Middle East's long serving rulers

Empowering Weak & Oppressed

Khalil Marwan

Jumada' al-Ula' 10, 1419 1998-09-01

Occupied Arab World

by Khalil Marwan (Occupied Arab World, Crescent International Vol. 27, No. 13, Jumada' al-Ula', 1419)

‘Till death us do part’ may be a Christian marriage expression long out of fashion but it applies most aptly to rulers in the Middle East. Notwithstanding the constitutional monarchies of Europe which as mere show-pieces exercise little or no executive authority, the Middle Eastern monarchies have been at it the longest. The putative king of Jordan leads the pack with 46 years at the helm although his cancer may at last bring his rule to an end.

The top seven rulers - not exactly the magnificent seven - between them have clocked 193 years in power.
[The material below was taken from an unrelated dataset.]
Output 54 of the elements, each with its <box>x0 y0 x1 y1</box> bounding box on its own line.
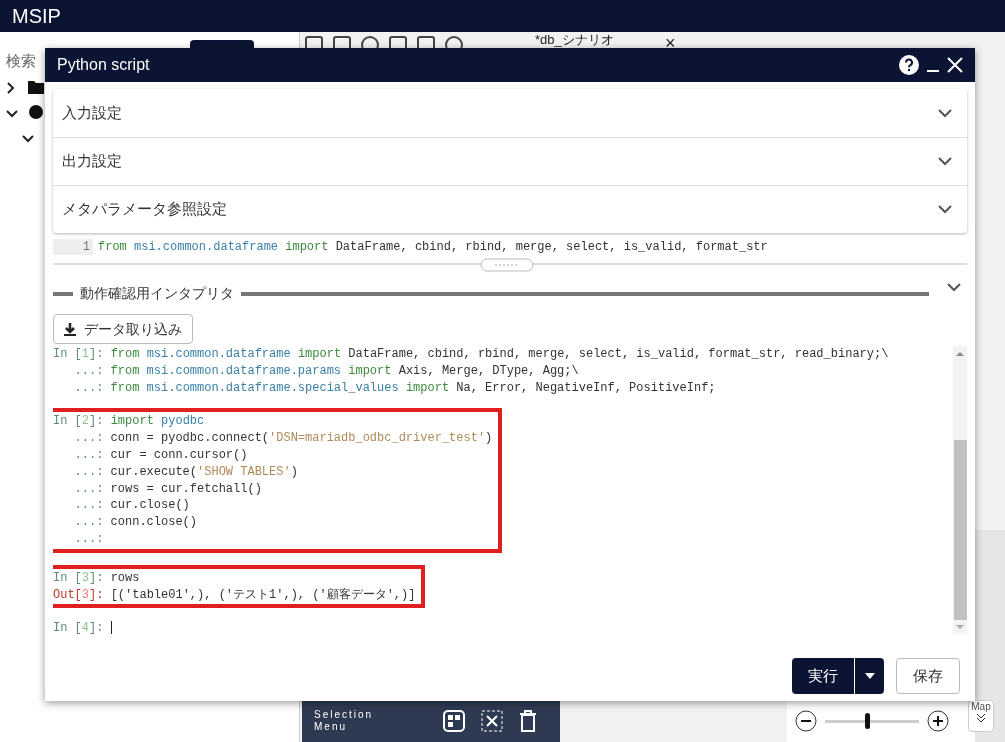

If one were to include the Saudi dynasty instead of king Fahd’s rule alone, it would add up to 250 years. That is quite a lot of years by any standard.

King Husain of Jordan with 46 years on the throne is followed by the Moroccan king Hasan with 37 years. The eccentric colonel of Libya, who narrowly escaped an assassination attempt in June, has clocked 29 years, while Hafiz al-Asad of Syria has been in power for 27. Only the Iraqi megalomaniac Saddam Husain has lasted only (!) 20 years with Husni Mubarak of Egypt and Fahd bringing up the rear with 17 and 16 years each.

Barring Fahd and Husain, who are on their deathbeds, others do not appear to be making a graceful exit anytime soon. None of these men has ever been elected by the people. Mubarak and Saddam both periodically go through the ritual of elections in which they are sole candidates and habitually secure 99.9 percent of the vote. With such ‘popularity’ they have naturally come to assume that they are indispensible for their country, indeed for humanity.

We also have rulers of the tiny Shaikhdoms of the Persian Gulf but they do not count for much. Also, some of them, like Qatar, have had noisy palace reshuffles in recent years with the son telling his father to stay in Switzerland. Sultan Qaboos of Oman did the same thing to his father; all very civilized. Dad had gone senile; soft in the head and large in the belly, you know!

Beyond elections looms the larger question of performance. Have they done anything in all these years to improve the lot of their hapless subjects? Such questions are not raised in the west where these rulers, apart from Qaddafi and Saddam, are viewed as friends. Even the latter two are not real enemies, only soft targets who facilitate projecting the west’s macho image every time some western leader needs to act tough.

This brings us to the question of leadership in the Middle East. It would be a grave mistake to call these people leaders; they are rulers. The word leader confers legitimacy on the person and suggests that he has the support of the masses. When no reference has been made to the masses, the question of speaking on their behalf does not arise.

Suharto of Indonesia may be envious that he has been ousted only after 32 years when he had done so much for the people. Why should it matter if his own family had become rich. Is capitalism not about making wise investments where the return is good? His family is smart and made a fortune. Others were simply jealous.